Doctors often treat coronary artery disease with a procedure called angioplasty to widen the artery using a metal stent. Scar tissue can form within the stent causing the artery to narrow again (restenosis), the FDA said. That’s where a drug-eluting stent comes in as it temporarily releases a drug for a few months after stent placement to combat the formation of scar tissue.
Absorb is available in about 100 countries and has been used to treat more than 150,000 people with coronary artery disease worldwide, according to Abbott.
Bio-resorbable
The Absorb GT1 BVS ( bio-resorbable vascular scaffold) is manufactured from a biodegradable polymer called poly(L-lactide), similar to materials used in other types of absorbable medical devices such as sutures.
The device’s absorption by the body gradually eliminates the presence of foreign material in the artery once the stent is no longer needed. After absorption, there are only four very small platinum markers embedded in the walls of the artery, which help cardiologists identify where the Absorb GT1 BVS was originally placed, the FDA said.
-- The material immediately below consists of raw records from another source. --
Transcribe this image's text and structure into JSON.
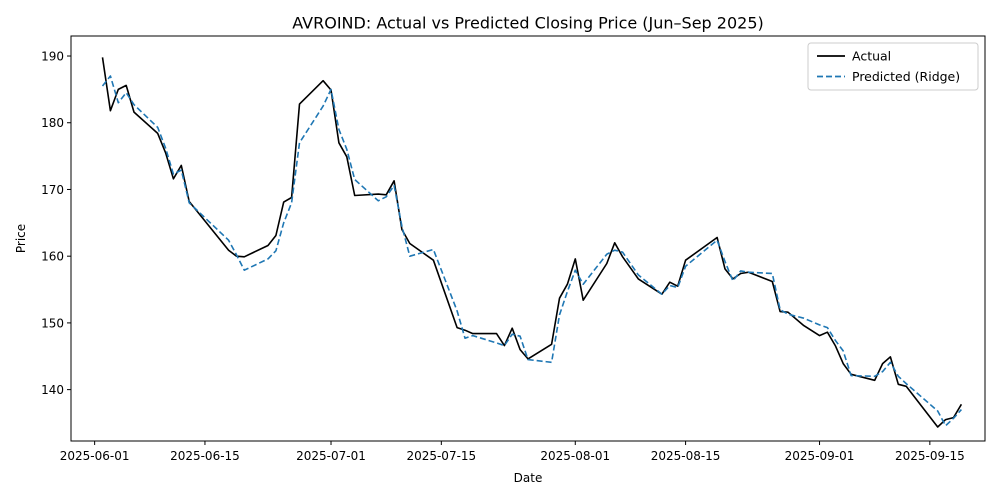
{
  "chart_data": {
    "type": "line",
    "title": "AVROIND: Actual vs Predicted Closing Price (Jun–Sep 2025)",
    "xlabel": "Date",
    "ylabel": "Price",
    "x_ticks": [
      "2025-06-01",
      "2025-06-15",
      "2025-07-01",
      "2025-07-15",
      "2025-08-01",
      "2025-08-15",
      "2025-09-01",
      "2025-09-15"
    ],
    "y_ticks": [
      140,
      150,
      160,
      170,
      180,
      190
    ],
    "xlim": [
      "2025-05-29",
      "2025-09-22"
    ],
    "ylim": [
      132.3,
      193.0
    ],
    "legend": "top-right",
    "grid": false,
    "series": [
      {
        "name": "Actual",
        "color": "#000000",
        "style": "solid",
        "points": [
          [
            "2025-06-02",
            189.8
          ],
          [
            "2025-06-03",
            181.8
          ],
          [
            "2025-06-04",
            185.0
          ],
          [
            "2025-06-05",
            185.6
          ],
          [
            "2025-06-06",
            181.6
          ],
          [
            "2025-06-09",
            178.4
          ],
          [
            "2025-06-10",
            175.5
          ],
          [
            "2025-06-11",
            171.6
          ],
          [
            "2025-06-12",
            173.6
          ],
          [
            "2025-06-13",
            168.2
          ],
          [
            "2025-06-18",
            160.9
          ],
          [
            "2025-06-19",
            160.0
          ],
          [
            "2025-06-20",
            159.9
          ],
          [
            "2025-06-23",
            161.6
          ],
          [
            "2025-06-24",
            163.1
          ],
          [
            "2025-06-25",
            168.1
          ],
          [
            "2025-06-26",
            168.8
          ],
          [
            "2025-06-27",
            182.8
          ],
          [
            "2025-06-30",
            186.3
          ],
          [
            "2025-07-01",
            184.9
          ],
          [
            "2025-07-02",
            177.0
          ],
          [
            "2025-07-03",
            174.9
          ],
          [
            "2025-07-04",
            169.1
          ],
          [
            "2025-07-07",
            169.3
          ],
          [
            "2025-07-08",
            169.2
          ],
          [
            "2025-07-09",
            171.3
          ],
          [
            "2025-07-10",
            164.0
          ],
          [
            "2025-07-11",
            161.9
          ],
          [
            "2025-07-14",
            159.4
          ],
          [
            "2025-07-17",
            149.3
          ],
          [
            "2025-07-18",
            148.9
          ],
          [
            "2025-07-19",
            148.4
          ],
          [
            "2025-07-22",
            148.4
          ],
          [
            "2025-07-23",
            146.6
          ],
          [
            "2025-07-24",
            149.2
          ],
          [
            "2025-07-25",
            146.0
          ],
          [
            "2025-07-26",
            144.6
          ],
          [
            "2025-07-29",
            146.8
          ],
          [
            "2025-07-30",
            153.7
          ],
          [
            "2025-07-31",
            155.8
          ],
          [
            "2025-08-01",
            159.6
          ],
          [
            "2025-08-02",
            153.4
          ],
          [
            "2025-08-05",
            158.9
          ],
          [
            "2025-08-06",
            162.0
          ],
          [
            "2025-08-07",
            159.9
          ],
          [
            "2025-08-09",
            156.6
          ],
          [
            "2025-08-12",
            154.3
          ],
          [
            "2025-08-13",
            156.1
          ],
          [
            "2025-08-14",
            155.5
          ],
          [
            "2025-08-15",
            159.4
          ],
          [
            "2025-08-19",
            162.8
          ],
          [
            "2025-08-20",
            158.1
          ],
          [
            "2025-08-21",
            156.6
          ],
          [
            "2025-08-22",
            157.4
          ],
          [
            "2025-08-23",
            157.6
          ],
          [
            "2025-08-26",
            156.2
          ],
          [
            "2025-08-27",
            151.7
          ],
          [
            "2025-08-28",
            151.6
          ],
          [
            "2025-08-30",
            149.6
          ],
          [
            "2025-09-01",
            148.1
          ],
          [
            "2025-09-02",
            148.6
          ],
          [
            "2025-09-03",
            146.6
          ],
          [
            "2025-09-04",
            143.9
          ],
          [
            "2025-09-05",
            142.3
          ],
          [
            "2025-09-08",
            141.4
          ],
          [
            "2025-09-09",
            143.9
          ],
          [
            "2025-09-10",
            144.9
          ],
          [
            "2025-09-11",
            140.8
          ],
          [
            "2025-09-12",
            140.5
          ],
          [
            "2025-09-16",
            134.4
          ],
          [
            "2025-09-17",
            135.5
          ],
          [
            "2025-09-18",
            135.8
          ],
          [
            "2025-09-19",
            137.8
          ]
        ]
      },
      {
        "name": "Predicted (Ridge)",
        "color": "#1f77b4",
        "style": "dashed",
        "points": [
          [
            "2025-06-02",
            185.5
          ],
          [
            "2025-06-03",
            187.0
          ],
          [
            "2025-06-04",
            183.0
          ],
          [
            "2025-06-05",
            184.5
          ],
          [
            "2025-06-06",
            182.7
          ],
          [
            "2025-06-09",
            179.3
          ],
          [
            "2025-06-10",
            176.2
          ],
          [
            "2025-06-11",
            172.3
          ],
          [
            "2025-06-12",
            172.9
          ],
          [
            "2025-06-13",
            168.0
          ],
          [
            "2025-06-18",
            162.4
          ],
          [
            "2025-06-19",
            160.2
          ],
          [
            "2025-06-20",
            157.9
          ],
          [
            "2025-06-23",
            159.6
          ],
          [
            "2025-06-24",
            160.8
          ],
          [
            "2025-06-25",
            165.0
          ],
          [
            "2025-06-26",
            168.0
          ],
          [
            "2025-06-27",
            177.0
          ],
          [
            "2025-06-30",
            182.5
          ],
          [
            "2025-07-01",
            185.0
          ],
          [
            "2025-07-02",
            179.0
          ],
          [
            "2025-07-03",
            176.0
          ],
          [
            "2025-07-04",
            171.5
          ],
          [
            "2025-07-07",
            168.3
          ],
          [
            "2025-07-08",
            168.9
          ],
          [
            "2025-07-09",
            170.6
          ],
          [
            "2025-07-10",
            164.5
          ],
          [
            "2025-07-11",
            160.0
          ],
          [
            "2025-07-14",
            161.0
          ],
          [
            "2025-07-17",
            151.8
          ],
          [
            "2025-07-18",
            147.7
          ],
          [
            "2025-07-19",
            148.1
          ],
          [
            "2025-07-22",
            147.0
          ],
          [
            "2025-07-23",
            146.6
          ],
          [
            "2025-07-24",
            148.3
          ],
          [
            "2025-07-25",
            148.0
          ],
          [
            "2025-07-26",
            144.5
          ],
          [
            "2025-07-29",
            144.1
          ],
          [
            "2025-07-30",
            151.2
          ],
          [
            "2025-07-31",
            154.7
          ],
          [
            "2025-08-01",
            157.9
          ],
          [
            "2025-08-02",
            155.8
          ],
          [
            "2025-08-05",
            160.3
          ],
          [
            "2025-08-06",
            160.9
          ],
          [
            "2025-08-07",
            160.6
          ],
          [
            "2025-08-09",
            157.2
          ],
          [
            "2025-08-12",
            154.3
          ],
          [
            "2025-08-13",
            155.6
          ],
          [
            "2025-08-14",
            155.3
          ],
          [
            "2025-08-15",
            158.5
          ],
          [
            "2025-08-19",
            162.4
          ],
          [
            "2025-08-20",
            159.2
          ],
          [
            "2025-08-21",
            156.3
          ],
          [
            "2025-08-22",
            157.8
          ],
          [
            "2025-08-23",
            157.6
          ],
          [
            "2025-08-26",
            157.4
          ],
          [
            "2025-08-27",
            152.0
          ],
          [
            "2025-08-28",
            151.3
          ],
          [
            "2025-08-30",
            150.7
          ],
          [
            "2025-09-01",
            149.7
          ],
          [
            "2025-09-02",
            149.3
          ],
          [
            "2025-09-03",
            147.4
          ],
          [
            "2025-09-04",
            145.8
          ],
          [
            "2025-09-05",
            142.1
          ],
          [
            "2025-09-08",
            142.0
          ],
          [
            "2025-09-09",
            142.7
          ],
          [
            "2025-09-10",
            144.1
          ],
          [
            "2025-09-11",
            142.0
          ],
          [
            "2025-09-12",
            140.9
          ],
          [
            "2025-09-16",
            136.8
          ],
          [
            "2025-09-17",
            134.6
          ],
          [
            "2025-09-18",
            135.7
          ],
          [
            "2025-09-19",
            137.0
          ]
        ]
      }
    ]
  }
}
The US regulatory agency evaluated data from a randomized trial of 2,008 patients, which compared the rate of major adverse cardiac events between the Absorb GT1 BVS and a drug-eluting metallic stent. After one year, the Absorb GT1 BVS group showed a major cardiac adverse event rate of 7.8 percent, which was clinically comparable to the rate of 6.1 percent observed in the control group, the FDA said.
In addition, after one year, the rate of blood clots forming within the devices was 1.54 per cent for the Absorb GT1 BVS and 0.74 per cent rate for the control.
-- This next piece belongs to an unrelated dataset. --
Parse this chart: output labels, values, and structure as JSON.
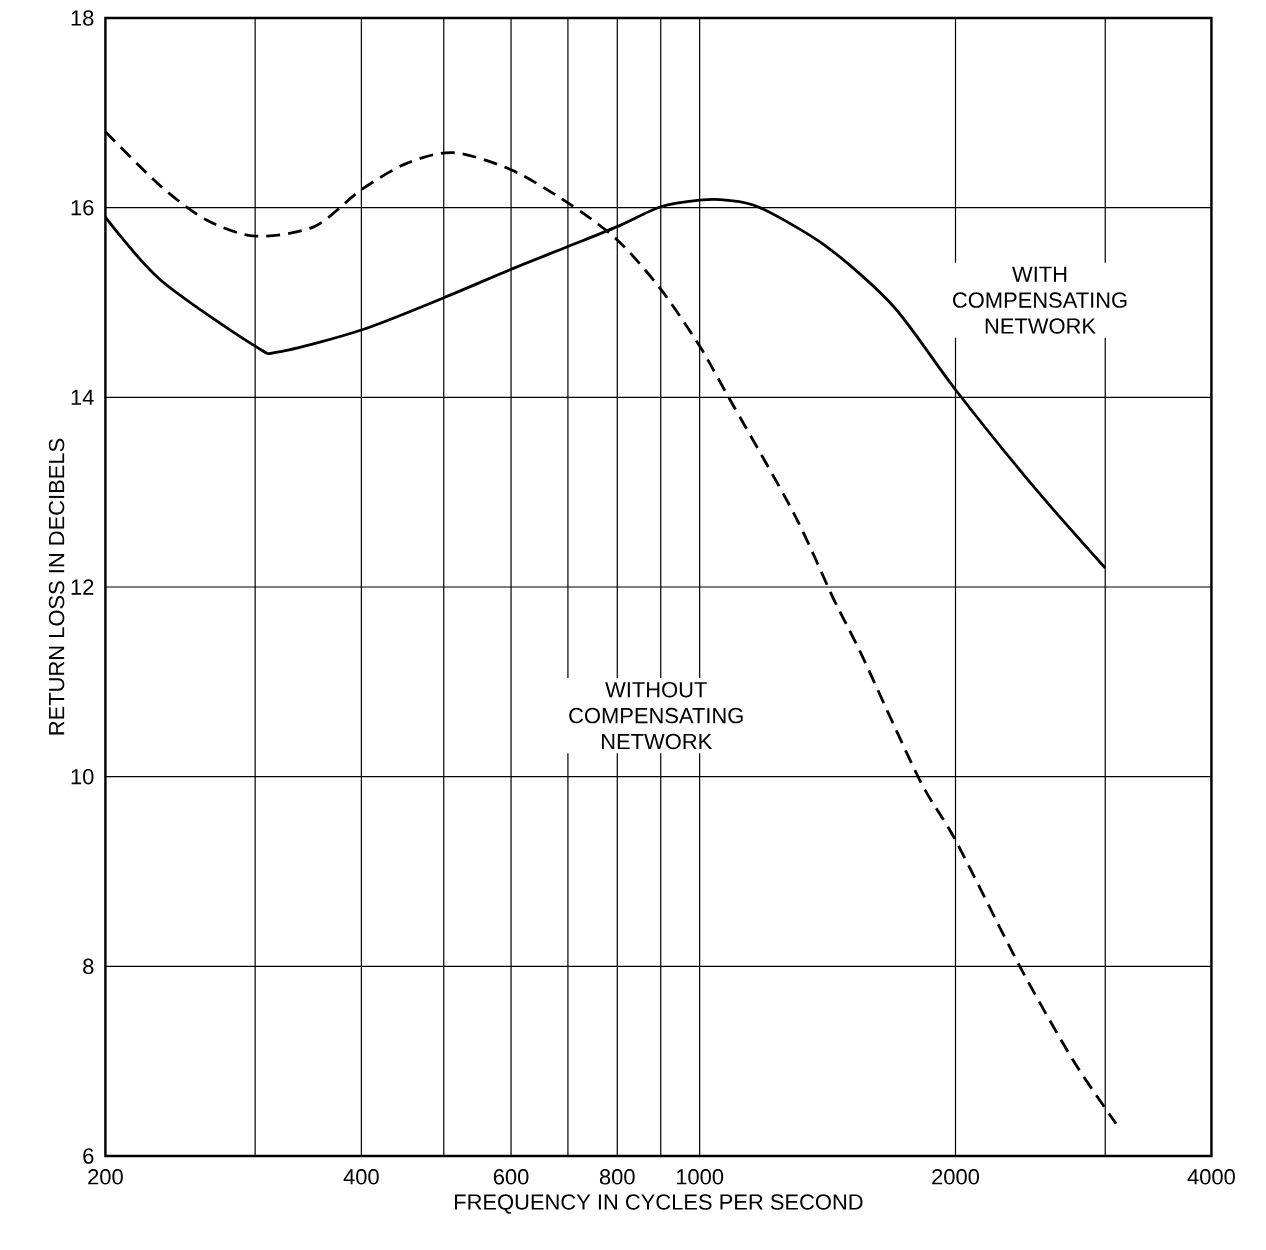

Possible adverse events that may be associated with the procedure to insert the Absorb GT1 BVS or with the product itself include allergic reactions to materials in the device or medications used during the procedure, allergic reaction to the drug everolimus, infection or irritation at the catheter insertion site, internal bleeding, the development of abnormal connections between arteries and veins, embolism, or other coronary artery complications that may require medical intervention and that could lead to death, the agency cautioned.
The Absorb GT1 BVS is not advised for patients who have a known hypersensitivity or allergy to everolimus or the materials used in the device, such as poly(L-lactide), poly(D,L-lactide), or platinum. It is also contraindicated for those who are not candidates for angioplasty, have sensitivity to contrast, or who cannot take long-term aspirin therapy along with other blood-thinning medications (antiplatelet agents), the USFDA added.